3 Brokeback Mountain - Wyoming
When most of us are teens, our hormone-driven emotions are all over the place and we don’t know what to make of them. So naturally, we experiment with different ways of releasing those emotions which was often done through entertainment in the romantic genre. One such example is Brokeback Mountain, where two attractive cowboys find out they like each other more than just friends. Plus, this film made its setting of Wyoming look pretty with its sweeping majestic mountains and swaths of pine trees. So even if one isn’t necessarily looking for romance in Wyoming, it seemed worth visiting.
2 Aquamarine - The Beach
As much as we liked The Little Mermaid as children, Aquamarine gave us the closest thing to a live-action version of it (though there is a Disney remake of The Little Mermaid in the works). Based on a teen book of the same name, the Aquamarine plot was about two best friends having to take care of a mermaid (played by Sara Paxton) that washes up in their beachside town. Though it’s unclear where this town is located, let alone the town’s beach where many scenes from the movie happen, any excuse to go to a beach is good enough.
1 Pride & Prejudice - Pemberley
For those who are more literary-minded but still enjoy the romance genre, Jane Austen books such as Pride and Prejudice were a good fit.
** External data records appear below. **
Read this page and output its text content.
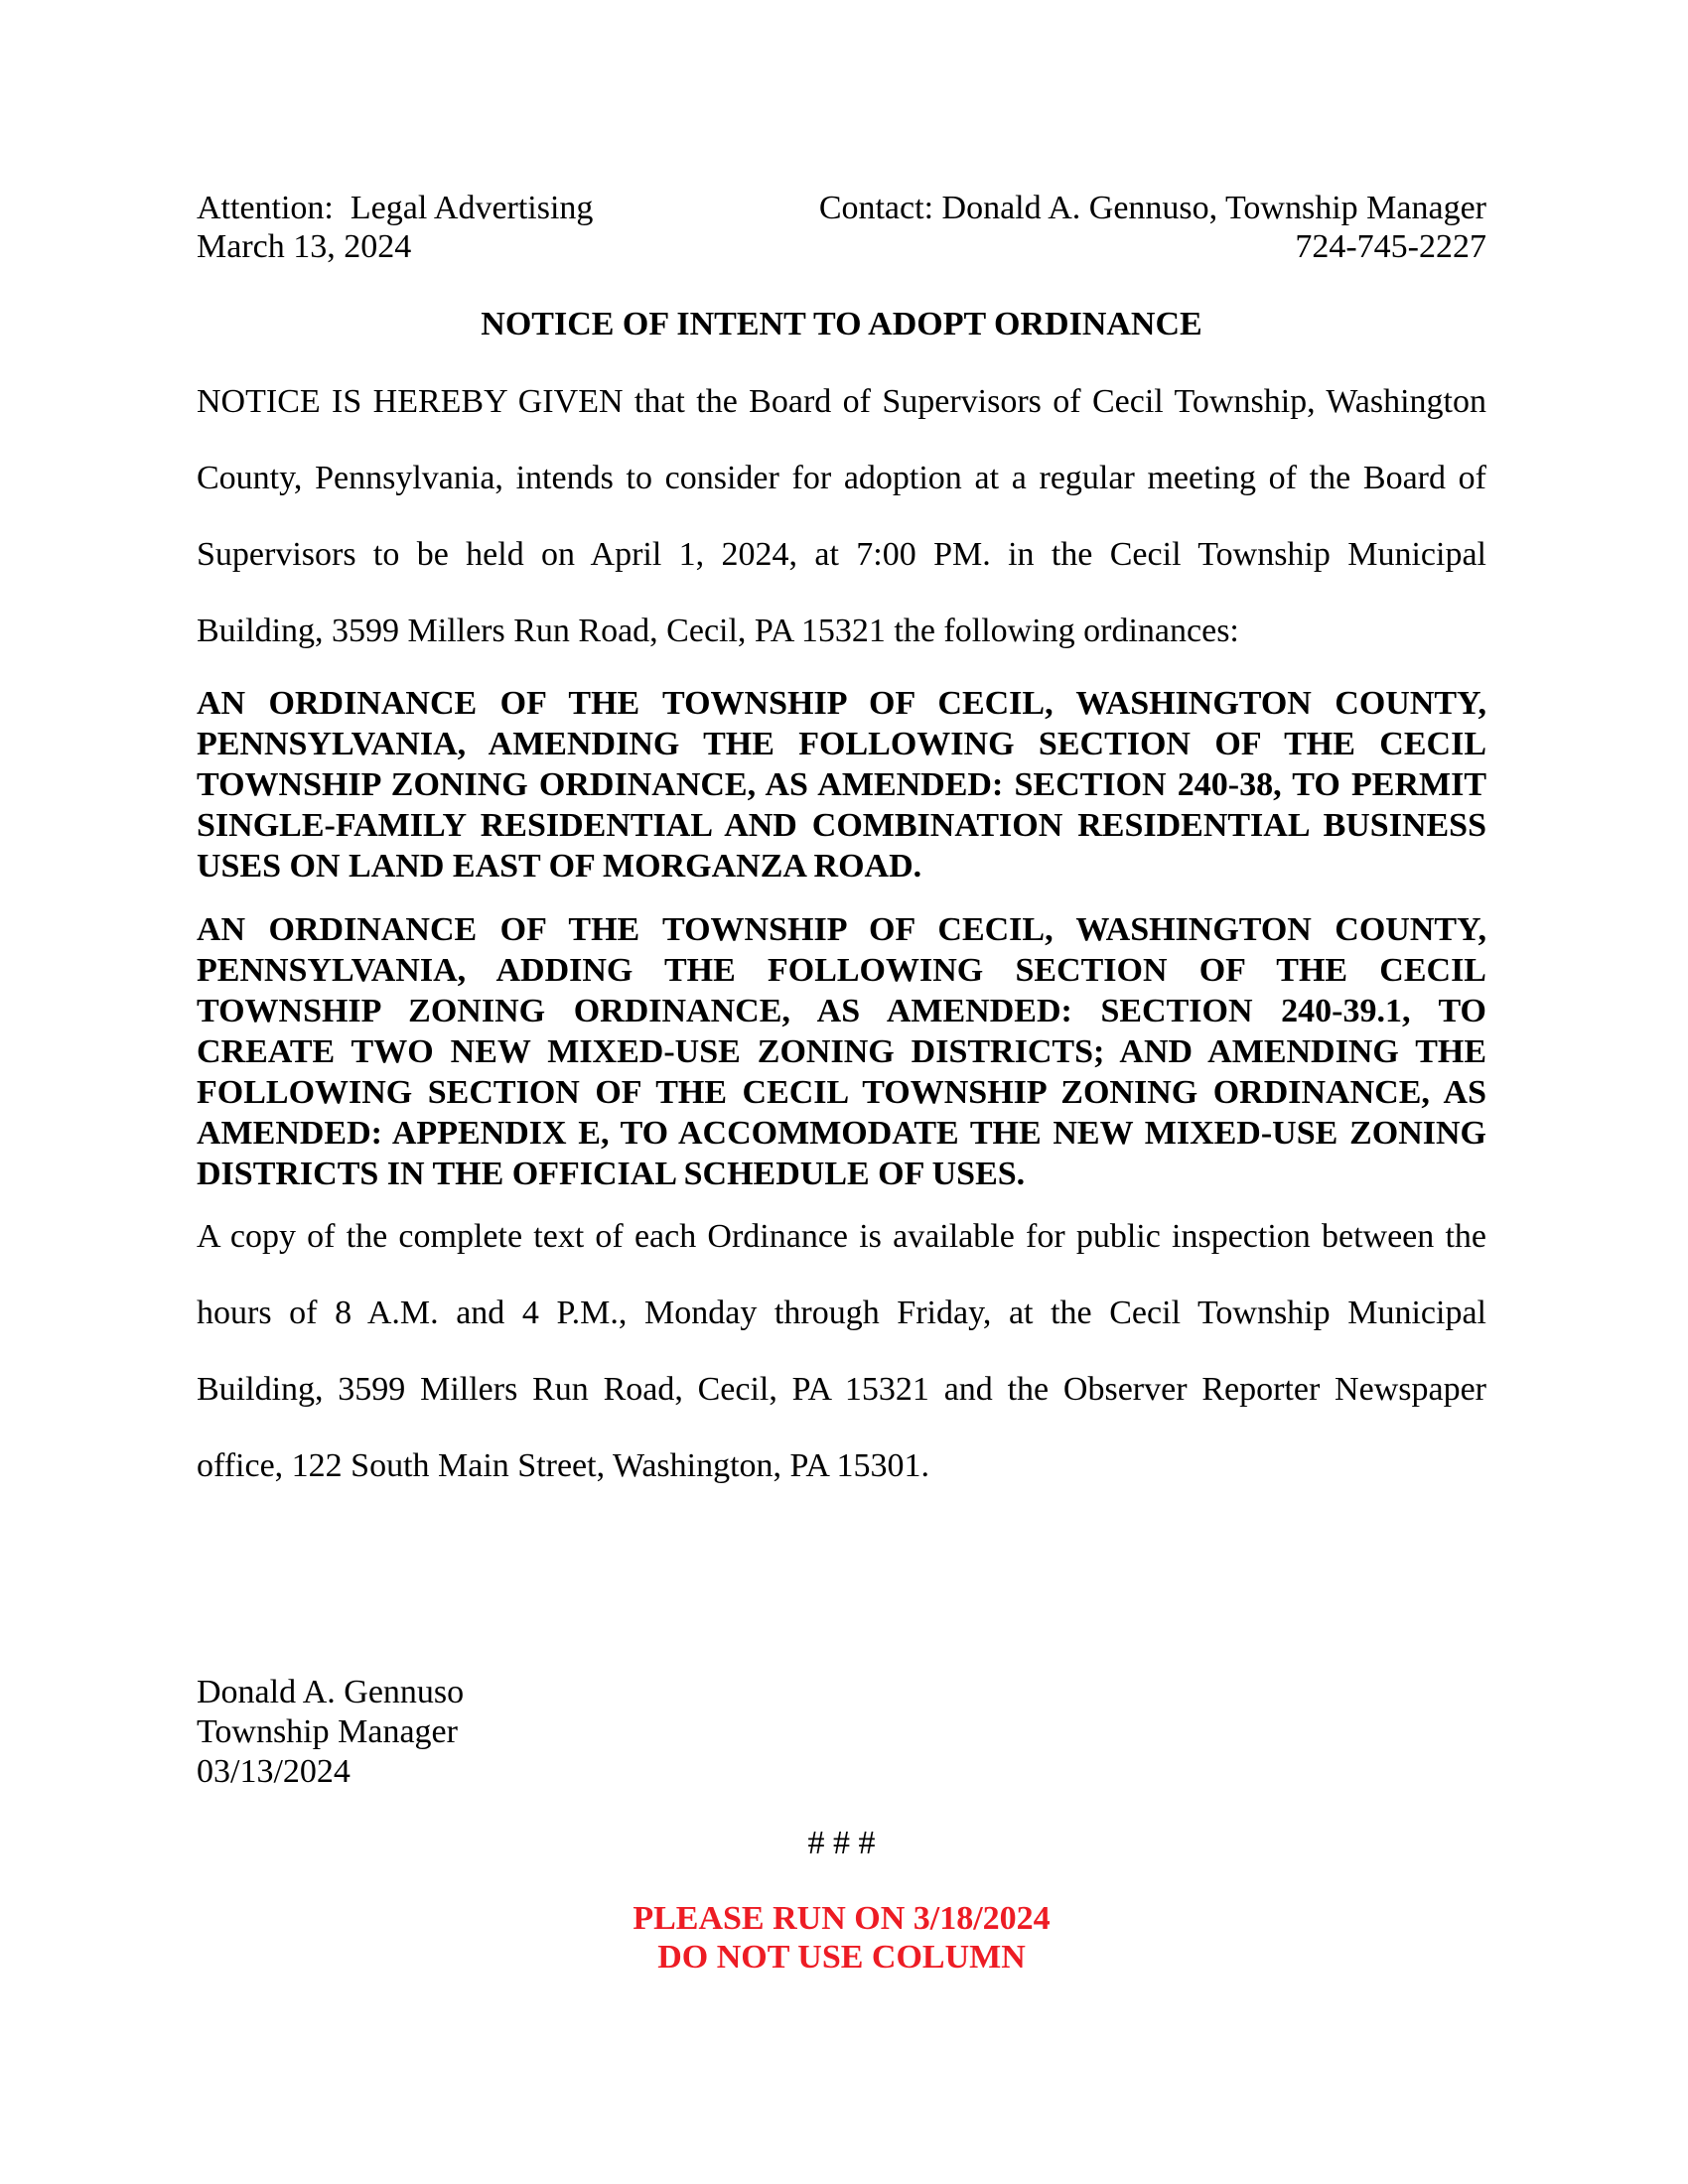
Attention:  Legal Advertising	Contact: Donald A. Gennuso, Township Manager
March 13, 2024	724-745-2227
NOTICE OF INTENT TO ADOPT ORDINANCE
NOTICE IS HEREBY GIVEN that the Board of Supervisors of Cecil Township, Washington County, Pennsylvania, intends to consider for adoption at a regular meeting of the Board of Supervisors to be held on April 1, 2024, at 7:00 PM. in the Cecil Township Municipal Building, 3599 Millers Run Road, Cecil, PA 15321 the following ordinances:
AN ORDINANCE OF THE TOWNSHIP OF CECIL, WASHINGTON COUNTY, PENNSYLVANIA, AMENDING THE FOLLOWING SECTION OF THE CECIL TOWNSHIP ZONING ORDINANCE, AS AMENDED: SECTION 240-38, TO PERMIT SINGLE-FAMILY RESIDENTIAL AND COMBINATION RESIDENTIAL BUSINESS USES ON LAND EAST OF MORGANZA ROAD.
AN ORDINANCE OF THE TOWNSHIP OF CECIL, WASHINGTON COUNTY, PENNSYLVANIA, ADDING THE FOLLOWING SECTION OF THE CECIL TOWNSHIP ZONING ORDINANCE, AS AMENDED: SECTION 240-39.1, TO CREATE TWO NEW MIXED-USE ZONING DISTRICTS; AND AMENDING THE FOLLOWING SECTION OF THE CECIL TOWNSHIP ZONING ORDINANCE, AS AMENDED: APPENDIX E, TO ACCOMMODATE THE NEW MIXED-USE ZONING DISTRICTS IN THE OFFICIAL SCHEDULE OF USES.
A copy of the complete text of each Ordinance is available for public inspection between the hours of 8 A.M. and 4 P.M., Monday through Friday, at the Cecil Township Municipal Building, 3599 Millers Run Road, Cecil, PA 15321 and the Observer Reporter Newspaper office, 122 South Main Street, Washington, PA 15301.
Donald A. Gennuso
Township Manager
03/13/2024
# # #
PLEASE RUN ON 3/18/2024
DO NOT USE COLUMN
There have even been a number of movies adapted from her works, with one of the more famous ones being the 2005 Pride & Prejudice film starring Keira Knightley following her success in such films like Pirates of the Caribbean: The Curse of the Black Pearl. Considered to be one of the better adaptations of Austen’s works, it certainly made the English countryside look romantic and decadent. Though in particular, the Pemberley estate where Darcy lives.